Declining countries are often more dangerous than rising ones. Russian President Vladimir Putin has been a clever tactician, seeking to “make Russia great again” with military intervention in neighbouring countries and Syria, and by using cyber-based information warfare to disrupt — with only partial success — Western democracies.

But the revival of Cold War-style information warfare has done little to create soft power for Russia. The London-based Soft Power 30 index ranks Russia 26th.

China is different. It has announced its willingness to spend billions to increase its soft power. At meetings in Davos in 2017 and Hainan in 2018, President Xi Jinping presented China as a defender of the existing international order, but one with Chinese rather than liberal characteristics. China does not want to overturn the international order but rather to reshape it to increase its gains.

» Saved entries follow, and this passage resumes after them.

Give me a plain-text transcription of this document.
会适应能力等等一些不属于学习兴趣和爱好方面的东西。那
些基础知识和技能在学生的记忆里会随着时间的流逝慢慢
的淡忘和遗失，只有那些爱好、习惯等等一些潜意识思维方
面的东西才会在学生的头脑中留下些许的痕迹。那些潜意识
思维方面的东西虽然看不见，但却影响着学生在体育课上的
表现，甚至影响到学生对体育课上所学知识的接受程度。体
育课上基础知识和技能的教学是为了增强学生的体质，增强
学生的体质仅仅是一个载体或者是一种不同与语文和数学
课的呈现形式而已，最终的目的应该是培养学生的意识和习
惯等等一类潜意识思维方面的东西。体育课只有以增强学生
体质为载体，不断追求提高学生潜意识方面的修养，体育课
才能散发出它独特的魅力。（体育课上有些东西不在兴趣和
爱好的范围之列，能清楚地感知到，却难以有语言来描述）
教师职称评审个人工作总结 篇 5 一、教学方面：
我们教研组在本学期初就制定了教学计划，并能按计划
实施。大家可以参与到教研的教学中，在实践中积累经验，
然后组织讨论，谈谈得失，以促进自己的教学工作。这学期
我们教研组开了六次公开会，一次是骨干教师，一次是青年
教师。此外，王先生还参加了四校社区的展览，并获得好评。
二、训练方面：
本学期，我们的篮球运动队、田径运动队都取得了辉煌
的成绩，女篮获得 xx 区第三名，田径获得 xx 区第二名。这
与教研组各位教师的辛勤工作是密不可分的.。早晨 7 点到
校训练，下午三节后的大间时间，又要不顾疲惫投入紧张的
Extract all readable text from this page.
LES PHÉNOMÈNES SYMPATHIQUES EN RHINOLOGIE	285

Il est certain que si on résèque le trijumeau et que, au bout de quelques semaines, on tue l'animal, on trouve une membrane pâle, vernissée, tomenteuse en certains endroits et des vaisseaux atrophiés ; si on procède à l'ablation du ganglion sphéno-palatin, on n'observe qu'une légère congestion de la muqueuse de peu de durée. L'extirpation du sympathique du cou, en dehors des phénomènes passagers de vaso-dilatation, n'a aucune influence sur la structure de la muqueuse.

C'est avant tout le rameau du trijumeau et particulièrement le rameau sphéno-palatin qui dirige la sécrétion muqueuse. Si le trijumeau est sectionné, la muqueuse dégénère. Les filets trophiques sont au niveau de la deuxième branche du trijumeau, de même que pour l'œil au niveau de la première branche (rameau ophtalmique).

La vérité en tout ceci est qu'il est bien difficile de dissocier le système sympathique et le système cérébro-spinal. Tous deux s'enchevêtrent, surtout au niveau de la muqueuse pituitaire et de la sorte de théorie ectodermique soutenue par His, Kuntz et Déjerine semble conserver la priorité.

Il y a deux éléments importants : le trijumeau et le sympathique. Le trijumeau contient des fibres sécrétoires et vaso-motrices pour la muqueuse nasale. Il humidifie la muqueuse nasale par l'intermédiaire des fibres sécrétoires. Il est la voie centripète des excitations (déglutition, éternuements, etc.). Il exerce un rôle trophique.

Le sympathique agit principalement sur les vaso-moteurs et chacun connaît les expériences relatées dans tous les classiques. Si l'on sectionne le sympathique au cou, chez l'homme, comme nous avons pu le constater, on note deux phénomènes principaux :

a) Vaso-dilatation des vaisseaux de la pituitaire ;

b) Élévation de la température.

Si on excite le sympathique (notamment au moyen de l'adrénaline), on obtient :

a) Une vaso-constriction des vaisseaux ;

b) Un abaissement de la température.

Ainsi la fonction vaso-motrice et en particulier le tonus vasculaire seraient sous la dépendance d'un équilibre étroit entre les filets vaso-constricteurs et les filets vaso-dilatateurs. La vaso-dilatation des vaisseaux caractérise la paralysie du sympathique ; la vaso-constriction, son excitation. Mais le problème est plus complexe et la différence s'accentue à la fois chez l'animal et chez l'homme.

It has the economic tools to do so. It rations access to its huge market for political purposes. Norway was punished after dissident Liu Xiaobo was awarded the Nobel peace prize. Eastern Europeans were rewarded after they watered down European Union resolutions on human rights. Singaporean and Korean companies suffered after their governments took positions that displeased China.

The Chinese government’s massive Belt and Road Initiative to build trade infrastructure throughout Eurasia provides ample opportunities to use business contracts to wield political influence. And China has increasingly restricted human rights at home. As Chinese power increases, the regime’s global human rights problems will increase.

But no one should be tempted by exaggerated projections of Chinese power. If the US maintains its alliances with democratic Japan and Australia and continues to develop good relations with India, it will hold the high cards in Asia. In the global military balance, China lags far behind, and in terms of demography, technology, the monetary system and energy dependence, the US is better placed than China in the coming decade. In the Soft Power 30 index, China ranks 25th; the US is third.

Xi has torn up Deng Xiaoping’s institutional framework for leadership succession but how long will Xi’s authority last? In the meantime, on issues such as climate change, pandemics, terrorism and financial stability, an authoritarian China and the US will benefit from co-operation.

The good news is that some aspects of the current international order will persist; the bad news is that it may not include the liberal element of human rights.

Human rights may face a tougher environment but that is not the same as a collapse. A future US administration could work more closely with the EU and other like-minded states to build a human rights caucus. A G10, comprising the world’s major demo-cracies, could co-ordinate on values alongside the existing G20 (which includes non-democracies such as China, Russia and Saudi Arabia), with its focus on economic issues.

Others can help. As Kathryn Sikkink points out in her new book, Evidence for Hope, the US was not always very liberal during the Cold War, and the origins of the human rights regime in the 1940s owed much to Latin Americans and others. Moreover, transnational rights organisations have developed domestic support in many countries.

In short, we should be concerned about the challenges to liberal democracy during the current setback to what Samuel P Huntington called the “third wave” of democratisation. But that is no reason to give up on human rights. — © Project Syndicate, 2018.

Joseph S Nye, a former US assistant secretary of defence and chairman of the National Intelligence Council, is distinguished service professor emeritus and former dean of Harvard’s Kennedy School of Government. He is the author of Is the American Century Over?